July 27, 2006

Constellation Of Science Stars

By: by Eric Anderson, Business Editor, Times Union


ALBANY -- The University at Albany's on-campus expertise in semiconductor fabrication is also finding applications in the biosciences, with disposable biochips that can test blood or detect the presence of viruses now under development at the College of Nanoscale Science and Engineering.

The college is creating a new nanobioscience "constellation" of faculty that will apply nanoscale techniques and principles to biological and biomedical procedures, said Alain Kaloyeros, vice president and chief administrative officer at the college.

James Castracane, a professor of nanoscience and director of the New York State Center for Advanced Technology in Nanomaterials and Nanoelectronics, will lead the new constellation, Kaloyeros said Tuesday.

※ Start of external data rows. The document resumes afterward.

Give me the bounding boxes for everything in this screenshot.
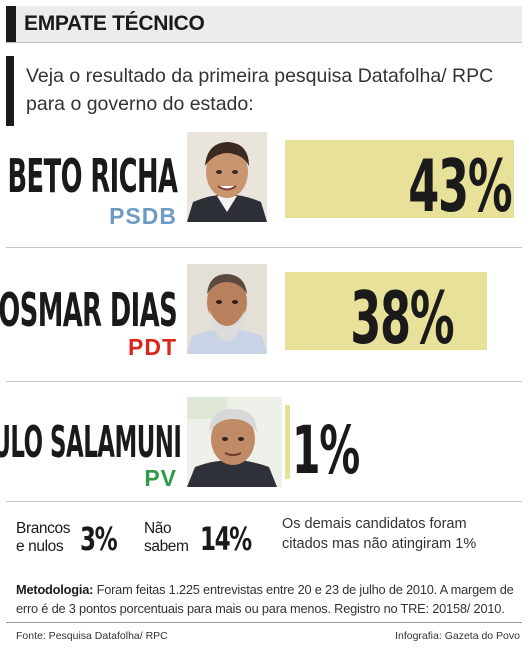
row-divider <box>6 381 522 382</box>
stat-value-nao-sabem: 14% <box>200 520 252 558</box>
others-note: Os demais candidatos foram citados mas n… <box>282 516 477 552</box>
page-title: EMPATE TÉCNICO <box>24 12 205 35</box>
party-label-pdt: PDT <box>128 334 177 360</box>
header-bar <box>6 6 522 42</box>
stat-label-brancos-nulos: Brancos e nulos <box>16 520 71 555</box>
party-label-psdb: PSDB <box>109 203 177 229</box>
footer-divider <box>6 622 522 623</box>
bar-beto-richa <box>285 140 514 218</box>
party-label-pv: PV <box>144 465 177 491</box>
header-divider <box>6 42 522 43</box>
methodology-note: Metodologia: Foram feitas 1.225 entrevis… <box>16 580 520 618</box>
candidate-name-paulo-salamuni: PAULO SALAMUNI <box>0 417 182 468</box>
bar-osmar-dias <box>285 272 487 350</box>
intro-text: Veja o resultado da primeira pesquisa Da… <box>26 65 494 115</box>
beto-richa-photo <box>187 132 267 222</box>
source-credit: Fonte: Pesquisa Datafolha/ RPC <box>16 630 168 642</box>
value-label-paulo-salamuni: 1% <box>292 412 360 489</box>
stat-value-brancos-nulos: 3% <box>80 520 118 558</box>
row-divider <box>6 501 522 502</box>
bar-paulo-salamuni <box>285 405 290 479</box>
methodology-text: Foram feitas 1.225 entrevistas entre 20 … <box>16 582 514 616</box>
value-label-beto-richa: 43% <box>407 144 512 228</box>
candidate-name-beto-richa: BETO RICHA <box>7 149 177 203</box>
header-accent-bar <box>6 6 16 42</box>
infographic-credit: Infografia: Gazeta do Povo <box>395 630 520 642</box>
stat-label-nao-sabem: Não sabem <box>144 520 189 555</box>
osmar-dias-photo <box>187 264 267 354</box>
value-label-osmar-dias: 38% <box>349 276 454 360</box>
methodology-label: Metodologia: <box>16 582 94 597</box>
paulo-salamuni-photo <box>187 397 282 487</box>
candidate-name-osmar-dias: OSMAR DIAS <box>0 283 178 337</box>
row-divider <box>6 247 522 248</box>
intro-accent-bar <box>6 56 14 126</box>
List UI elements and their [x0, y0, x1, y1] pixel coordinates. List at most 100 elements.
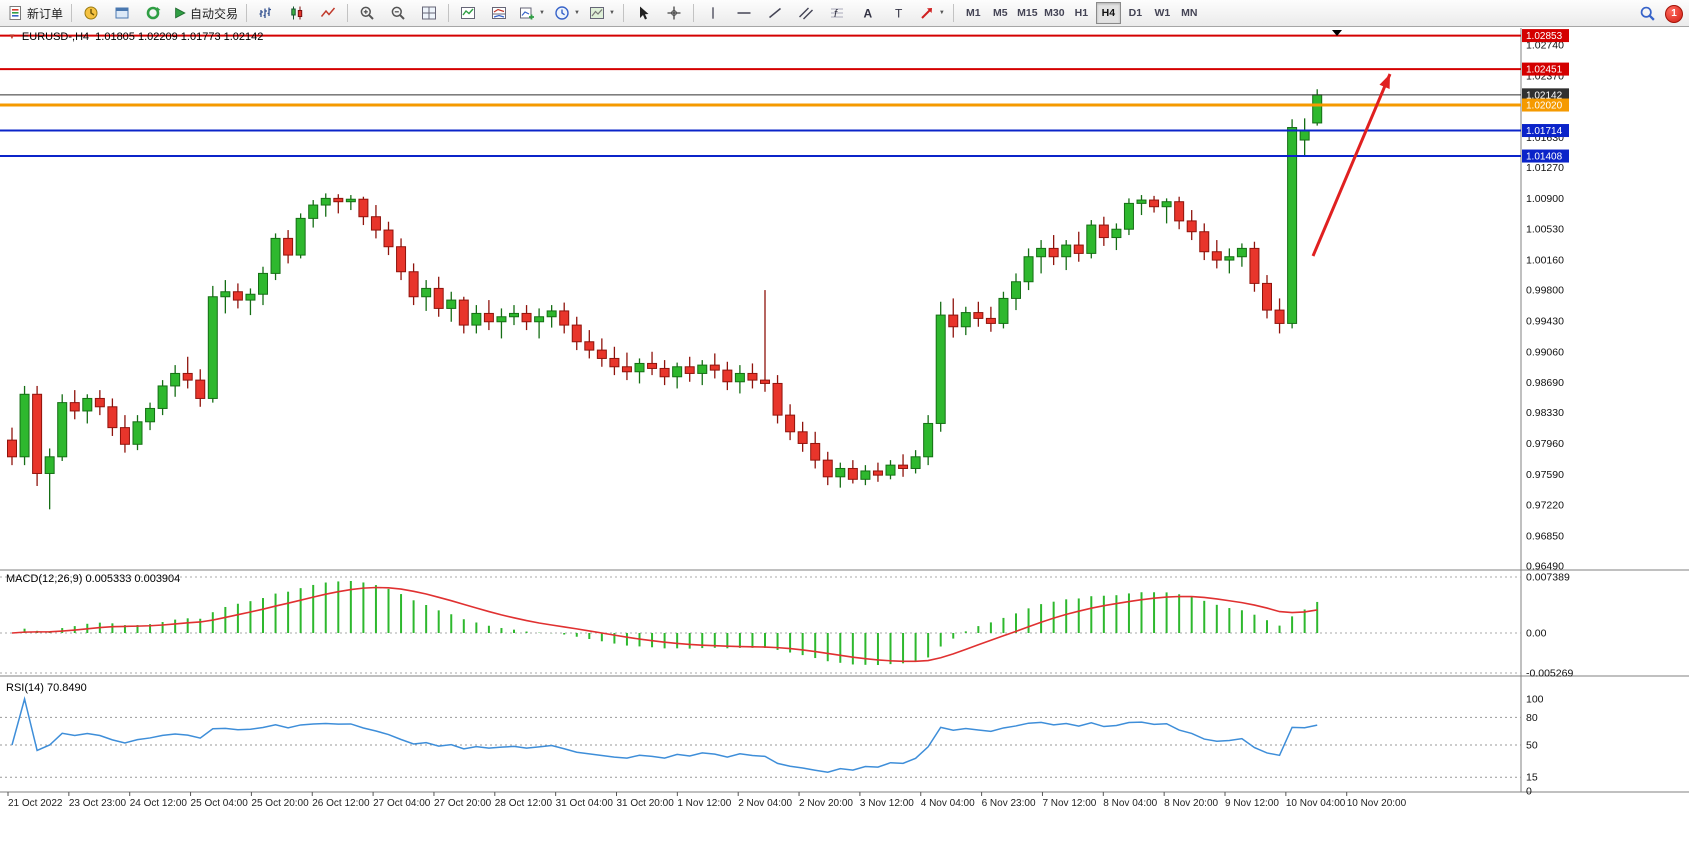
- data-window-button[interactable]: [107, 1, 137, 25]
- svg-text:1.01270: 1.01270: [1526, 162, 1564, 174]
- timeframe-button-h1[interactable]: H1: [1074, 7, 1089, 19]
- svg-text:0.007389: 0.007389: [1526, 572, 1570, 584]
- svg-text:31 Oct 20:00: 31 Oct 20:00: [617, 798, 675, 809]
- fibonacci-icon: f: [830, 8, 843, 20]
- svg-text:15: 15: [1526, 772, 1538, 784]
- label-tool[interactable]: T: [884, 1, 914, 25]
- svg-text:8 Nov 04:00: 8 Nov 04:00: [1103, 798, 1157, 809]
- indicators-icon: [461, 7, 476, 19]
- svg-text:0.97590: 0.97590: [1526, 469, 1564, 481]
- svg-text:0.97220: 0.97220: [1526, 500, 1564, 512]
- zoom-out-button[interactable]: [383, 1, 413, 25]
- indicator-window-button[interactable]: [484, 1, 514, 25]
- chart-candles-button[interactable]: [282, 1, 312, 25]
- svg-text:A: A: [863, 7, 872, 21]
- candlestick-chart-icon: [291, 6, 303, 20]
- zoom-out-icon: [391, 6, 405, 20]
- svg-text:3 Nov 12:00: 3 Nov 12:00: [860, 798, 914, 809]
- arrow-tool[interactable]: ▼: [915, 1, 949, 25]
- svg-text:7 Nov 12:00: 7 Nov 12:00: [1042, 798, 1096, 809]
- timeframe-button-m5[interactable]: M5: [993, 7, 1008, 19]
- crosshair-button[interactable]: [659, 1, 689, 25]
- svg-text:28 Oct 12:00: 28 Oct 12:00: [495, 798, 553, 809]
- period-icon: [555, 6, 569, 20]
- vertical-line-tool[interactable]: [698, 1, 728, 25]
- arrow-tool-icon: [921, 8, 932, 19]
- price-chart-canvas[interactable]: 1.027401.023701.016301.012701.009001.005…: [0, 28, 1689, 868]
- chart-bars-button[interactable]: [251, 1, 281, 25]
- grid-icon: [422, 6, 437, 20]
- toolbar-separator: [622, 4, 624, 22]
- crosshair-icon: [667, 6, 681, 20]
- line-chart-icon: [320, 7, 336, 17]
- svg-text:2 Nov 04:00: 2 Nov 04:00: [738, 798, 792, 809]
- svg-text:1.02020: 1.02020: [1526, 101, 1563, 112]
- autotrade-button[interactable]: 自动交易: [169, 1, 242, 25]
- channel-tool[interactable]: [791, 1, 821, 25]
- svg-text:-0.005269: -0.005269: [1526, 668, 1573, 680]
- svg-text:0.98690: 0.98690: [1526, 377, 1564, 389]
- trendline-tool[interactable]: [760, 1, 790, 25]
- svg-text:10 Nov 20:00: 10 Nov 20:00: [1347, 798, 1407, 809]
- horizontal-line-icon: [737, 12, 751, 14]
- market-watch-button[interactable]: [76, 1, 106, 25]
- svg-text:100: 100: [1526, 694, 1544, 706]
- trendline-icon: [768, 7, 781, 19]
- tile-windows-button[interactable]: [414, 1, 444, 25]
- new-order-button[interactable]: 新订单: [4, 1, 67, 25]
- timeframe-button-m1[interactable]: M1: [966, 7, 981, 19]
- new-order-icon: [9, 6, 21, 20]
- toolbar-separator: [692, 4, 694, 22]
- timeframe-button-m15[interactable]: M15: [1017, 7, 1038, 19]
- chevron-down-icon: ▼: [539, 10, 545, 16]
- toolbar-separator: [246, 4, 248, 22]
- toolbar-separator: [347, 4, 349, 22]
- template-button[interactable]: ▼: [585, 1, 619, 25]
- notification-badge[interactable]: 1: [1665, 4, 1683, 23]
- symbol-period-label: EURUSD-,H4: [21, 31, 90, 43]
- timeframe-button-m30[interactable]: M30: [1044, 7, 1065, 19]
- svg-text:0.99430: 0.99430: [1526, 315, 1564, 327]
- svg-text:1.01714: 1.01714: [1526, 126, 1563, 137]
- cursor-button[interactable]: [628, 1, 658, 25]
- horizontal-line-tool[interactable]: [729, 1, 759, 25]
- chevron-down-icon: ▼: [608, 10, 615, 16]
- svg-text:0: 0: [1526, 786, 1532, 798]
- svg-text:0.96850: 0.96850: [1526, 530, 1564, 542]
- period-button[interactable]: ▼: [550, 1, 584, 25]
- timeframe-button-mn[interactable]: MN: [1181, 7, 1198, 19]
- svg-text:24 Oct 12:00: 24 Oct 12:00: [130, 798, 188, 809]
- svg-text:0.99060: 0.99060: [1526, 346, 1564, 358]
- add-indicator-icon: [520, 7, 535, 20]
- text-tool[interactable]: A: [853, 1, 883, 25]
- svg-text:8 Nov 20:00: 8 Nov 20:00: [1164, 798, 1218, 809]
- chart-line-button[interactable]: [313, 1, 343, 25]
- zoom-in-button[interactable]: [352, 1, 382, 25]
- toolbar-separator: [448, 4, 450, 22]
- toolbar-separator: [952, 4, 954, 22]
- svg-text:25 Oct 04:00: 25 Oct 04:00: [191, 798, 249, 809]
- svg-text:80: 80: [1526, 712, 1538, 724]
- bar-chart-icon: [259, 7, 272, 18]
- svg-text:0.99800: 0.99800: [1526, 285, 1564, 297]
- macd-label: MACD(12,26,9) 0.005333 0.003904: [6, 573, 181, 585]
- fibonacci-tool[interactable]: f: [822, 1, 852, 25]
- add-indicator-button[interactable]: ▼: [515, 1, 549, 25]
- ohlc-values: 1.01805 1.02209 1.01773 1.02142: [95, 31, 264, 43]
- timeframe-group: M1 M5 M15 M30 H1 H4 D1 W1 MN: [960, 2, 1203, 24]
- navigator-button[interactable]: [138, 1, 168, 25]
- toolbar-right: 1: [1639, 0, 1683, 27]
- svg-text:25 Oct 20:00: 25 Oct 20:00: [251, 798, 309, 809]
- timeframe-button-w1[interactable]: W1: [1154, 7, 1171, 19]
- text-icon: A: [863, 7, 872, 21]
- timeframe-button-h4[interactable]: H4: [1095, 2, 1121, 24]
- chart-window[interactable]: 1.02740 1.02370 1.01630 1.01270 1.00900 1.005…: [0, 28, 1689, 868]
- search-icon[interactable]: [1639, 5, 1656, 22]
- cursor-icon: [639, 6, 649, 20]
- autotrade-label: 自动交易: [190, 6, 239, 21]
- timeframe-button-d1[interactable]: D1: [1128, 7, 1143, 19]
- svg-text:4 Nov 04:00: 4 Nov 04:00: [921, 798, 975, 809]
- svg-text:1.00160: 1.00160: [1526, 255, 1564, 267]
- svg-text:6 Nov 23:00: 6 Nov 23:00: [982, 798, 1036, 809]
- indicators-button[interactable]: [453, 1, 483, 25]
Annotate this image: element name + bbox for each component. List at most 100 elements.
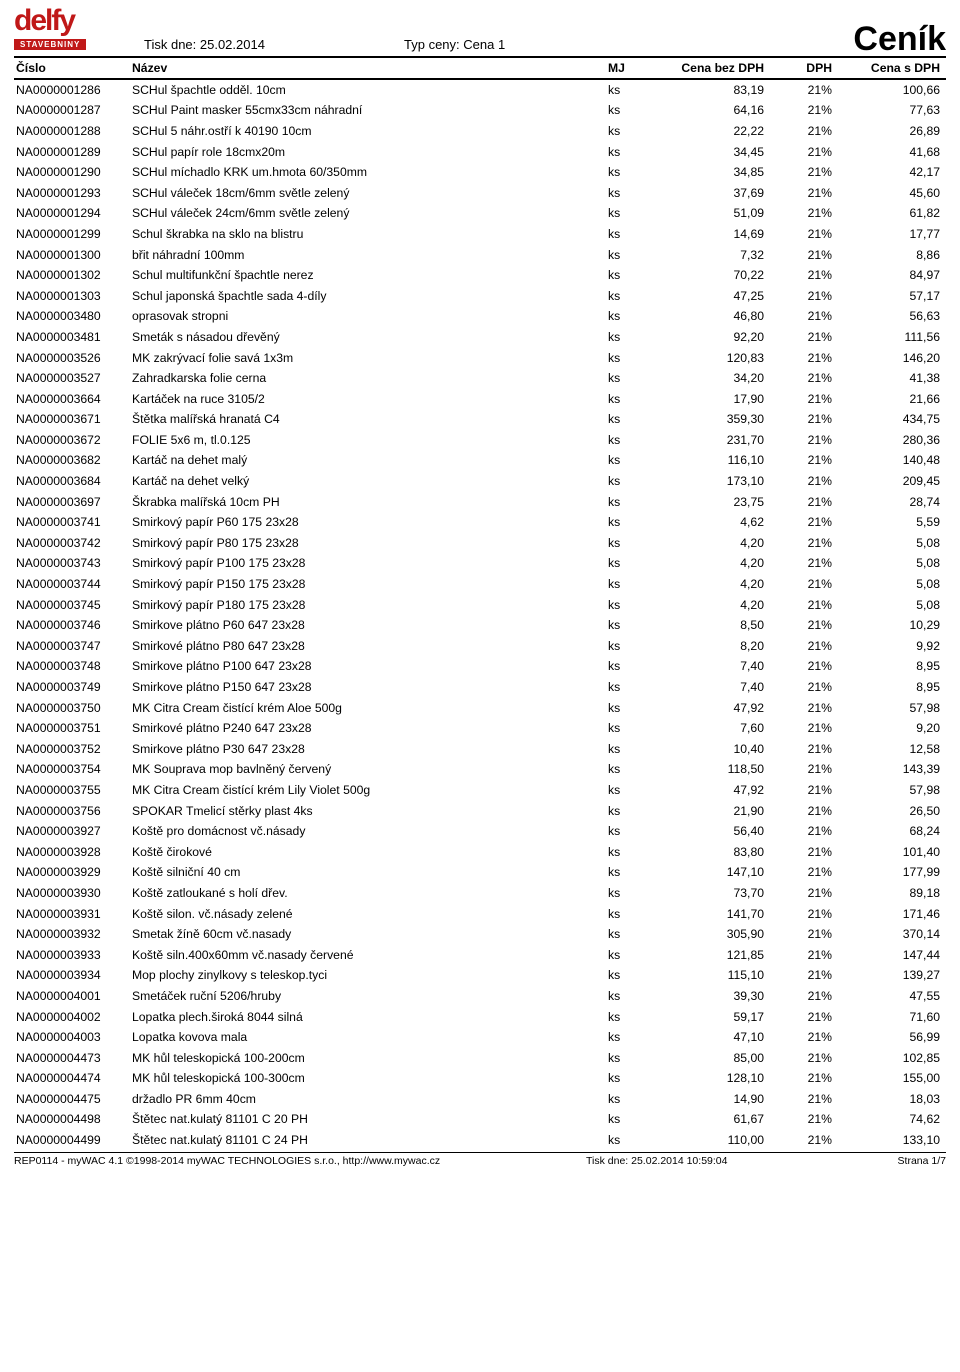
cell-cislo: NA0000003672 — [14, 430, 130, 451]
cell-bez: 22,22 — [652, 121, 770, 142]
cell-dph: 21% — [770, 203, 838, 224]
cell-s: 5,59 — [838, 512, 946, 533]
table-row: NA0000003754MK Souprava mop bavlněný čer… — [14, 759, 946, 780]
col-header-s: Cena s DPH — [838, 58, 946, 79]
cell-cislo: NA0000003756 — [14, 800, 130, 821]
cell-cislo: NA0000003931 — [14, 903, 130, 924]
cell-mj: ks — [606, 1068, 652, 1089]
cell-bez: 120,83 — [652, 347, 770, 368]
cell-s: 89,18 — [838, 883, 946, 904]
cell-bez: 147,10 — [652, 862, 770, 883]
cell-mj: ks — [606, 347, 652, 368]
cell-dph: 21% — [770, 944, 838, 965]
table-row: NA0000003929Koště silniční 40 cmks147,10… — [14, 862, 946, 883]
cell-nazev: Smeták s násadou dřevěný — [130, 327, 606, 348]
header-bar: delfy STAVEBNINY Tisk dne: 25.02.2014 Ty… — [14, 8, 946, 58]
table-row: NA0000003930Koště zatloukané s holí dřev… — [14, 883, 946, 904]
cell-nazev: oprasovak stropni — [130, 306, 606, 327]
cell-dph: 21% — [770, 450, 838, 471]
cell-s: 84,97 — [838, 265, 946, 286]
logo-text: delfy — [14, 8, 144, 34]
table-row: NA0000003480oprasovak stropniks46,8021%5… — [14, 306, 946, 327]
table-row: NA0000004473MK hůl teleskopická 100-200c… — [14, 1047, 946, 1068]
cell-dph: 21% — [770, 471, 838, 492]
cell-cislo: NA0000004002 — [14, 1006, 130, 1027]
cell-s: 56,63 — [838, 306, 946, 327]
cell-nazev: Smirkový papír P180 175 23x28 — [130, 594, 606, 615]
cell-cislo: NA0000003526 — [14, 347, 130, 368]
cell-s: 12,58 — [838, 739, 946, 760]
cell-s: 177,99 — [838, 862, 946, 883]
cell-s: 28,74 — [838, 491, 946, 512]
cell-s: 101,40 — [838, 841, 946, 862]
table-row: NA0000003931Koště silon. vč.násady zelen… — [14, 903, 946, 924]
cell-cislo: NA0000003933 — [14, 944, 130, 965]
cell-nazev: Štětka malířská hranatá C4 — [130, 409, 606, 430]
cell-dph: 21% — [770, 224, 838, 245]
cell-dph: 21% — [770, 841, 838, 862]
cell-nazev: MK Souprava mop bavlněný červený — [130, 759, 606, 780]
cell-s: 5,08 — [838, 594, 946, 615]
cell-s: 18,03 — [838, 1089, 946, 1110]
cell-dph: 21% — [770, 553, 838, 574]
cell-s: 133,10 — [838, 1130, 946, 1151]
cell-cislo: NA0000004003 — [14, 1027, 130, 1048]
logo: delfy STAVEBNINY — [14, 8, 144, 56]
cell-mj: ks — [606, 491, 652, 512]
cell-cislo: NA0000004499 — [14, 1130, 130, 1151]
cell-mj: ks — [606, 430, 652, 451]
cell-dph: 21% — [770, 883, 838, 904]
cell-dph: 21% — [770, 162, 838, 183]
table-row: NA0000003741Smirkový papír P60 175 23x28… — [14, 512, 946, 533]
cell-mj: ks — [606, 512, 652, 533]
cell-bez: 85,00 — [652, 1047, 770, 1068]
cell-mj: ks — [606, 1089, 652, 1110]
cell-cislo: NA0000003744 — [14, 574, 130, 595]
cell-s: 26,50 — [838, 800, 946, 821]
cell-dph: 21% — [770, 574, 838, 595]
cell-nazev: SCHul špachtle odděl. 10cm — [130, 79, 606, 101]
cell-mj: ks — [606, 656, 652, 677]
cell-nazev: SCHul papír role 18cmx20m — [130, 141, 606, 162]
table-row: NA0000003746Smirkove plátno P60 647 23x2… — [14, 615, 946, 636]
cell-nazev: MK Citra Cream čistící krém Aloe 500g — [130, 697, 606, 718]
cell-mj: ks — [606, 100, 652, 121]
cell-dph: 21% — [770, 903, 838, 924]
cell-mj: ks — [606, 574, 652, 595]
cell-cislo: NA0000003745 — [14, 594, 130, 615]
cell-bez: 47,92 — [652, 780, 770, 801]
table-row: NA0000003742Smirkový papír P80 175 23x28… — [14, 533, 946, 554]
table-row: NA0000004474MK hůl teleskopická 100-300c… — [14, 1068, 946, 1089]
cell-mj: ks — [606, 594, 652, 615]
cell-nazev: Smirkový papír P100 175 23x28 — [130, 553, 606, 574]
cell-s: 5,08 — [838, 533, 946, 554]
cell-cislo: NA0000003754 — [14, 759, 130, 780]
cell-cislo: NA0000003664 — [14, 388, 130, 409]
cell-cislo: NA0000004498 — [14, 1109, 130, 1130]
cell-mj: ks — [606, 677, 652, 698]
logo-subtitle: STAVEBNINY — [14, 39, 86, 50]
cell-bez: 305,90 — [652, 924, 770, 945]
table-row: NA0000003749Smirkove plátno P150 647 23x… — [14, 677, 946, 698]
cell-bez: 21,90 — [652, 800, 770, 821]
cell-s: 21,66 — [838, 388, 946, 409]
cell-cislo: NA0000003929 — [14, 862, 130, 883]
cell-nazev: Koště pro domácnost vč.násady — [130, 821, 606, 842]
cell-nazev: SCHul Paint masker 55cmx33cm náhradní — [130, 100, 606, 121]
cell-s: 57,98 — [838, 780, 946, 801]
cell-s: 10,29 — [838, 615, 946, 636]
cell-bez: 10,40 — [652, 739, 770, 760]
cell-mj: ks — [606, 306, 652, 327]
cell-bez: 4,20 — [652, 553, 770, 574]
cell-cislo: NA0000004474 — [14, 1068, 130, 1089]
table-row: NA0000001288SCHul 5 náhr.ostří k 40190 1… — [14, 121, 946, 142]
table-row: NA0000003933Koště siln.400x60mm vč.nasad… — [14, 944, 946, 965]
cell-mj: ks — [606, 471, 652, 492]
cell-bez: 110,00 — [652, 1130, 770, 1151]
cell-dph: 21% — [770, 697, 838, 718]
cell-nazev: Smirkový papír P150 175 23x28 — [130, 574, 606, 595]
cell-mj: ks — [606, 841, 652, 862]
cell-cislo: NA0000001293 — [14, 182, 130, 203]
table-row: NA0000003752Smirkove plátno P30 647 23x2… — [14, 739, 946, 760]
cell-cislo: NA0000003480 — [14, 306, 130, 327]
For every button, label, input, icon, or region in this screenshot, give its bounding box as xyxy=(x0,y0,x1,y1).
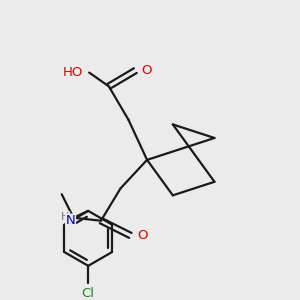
Text: HO: HO xyxy=(63,66,83,79)
Text: H: H xyxy=(61,212,70,222)
Text: O: O xyxy=(141,64,152,77)
Text: Cl: Cl xyxy=(82,287,95,300)
Text: N: N xyxy=(66,214,76,227)
Text: O: O xyxy=(137,229,148,242)
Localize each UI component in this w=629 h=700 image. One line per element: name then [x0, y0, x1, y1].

The college's constellations are groups of faculty from different disciplines who work together on common problems. Three others -- in nanoscience, nano-engineering and nano-economics -- already have been created.

While the thrust of Albany NanoTech's research has been on ways to further shrink the circuitry on a microprocessor and to improve the fabrication of the small chips, researchers also have designed biochips no larger than half-an-inch square that can test blood at levels of sensitivity not possible with traditional lab tests, Kaloyeros said.

Another chip, a "cell in a well," can detect the presence of biological agents, toxins or other substances.

And researchers are working on advanced radio frequency identification tags that contain tens of millions of transistors, allowing them to store large amounts of data, such as an individual's medical records.

One scientist, Anand Gadre, who also is an assistant professor at the college, is developing disposable polymer chips that can be used to detect certain viruses with nothing more than a saliva test. Development is in the early stages, but Gadre hopes to have a workable chip by the end of 2007.

Kaloyeros, citing figures from industry monitor Lux Research, said the market for nanotech products is projected to grow to $2.6 trillion in 2014 from $13 billion in 2004, thanks in large part to new applications in health care, the life sciences, medical devices and pharmaceuticals.

Other researchers have talked of using nanoscale particles to transport drugs to targeted cells, such as tumors, to destroy them while minimizing damage to surrounding cells. Mauro Ferrari, a leading researcher in nanomedicine at Ohio State University, discussed such an approach during an appearance in Albany in January.

The attraction of nanotech drugs were their ability to overcome biological barriers, or the "border patrol" that cells erect to keep drugs out, said Ferrari, who has since been recruited by the University of Texas Health Science Center in Houston.

But Kaloyeros isn't sold on the approach. He cautions that techniques using nano-size capsules to introduce drugs to targeted human cells come with their own risks.

"We don't know yet the health implications of what a nanoparticle could do when it's inserted inside a human cell," Kaloyeros said. "We have to be very careful in dealing with the environmental safety and health issues."

Materials at the nanoscale -- a nanometer is one-billionth of a meter -- often behave differently than they do in larger quantities, he said. A drug at that scale, for example, may be far more potent or may have other unexpected properties, Kaloyeros said.

The National Institutes of Health are establishing Nanomedicine Development Centers that will pursue the NIH's Nanomedicine Roadmap Initiative, which includes the use of molecular-sized pumps that would offer precise delivery of medicine to particular cells and ways to isolate and destroy individual tumor cells.

Like the effort at the College of Nanoscale Science and Engineering, these NIH-funded centers will include multidisciplinary research teams.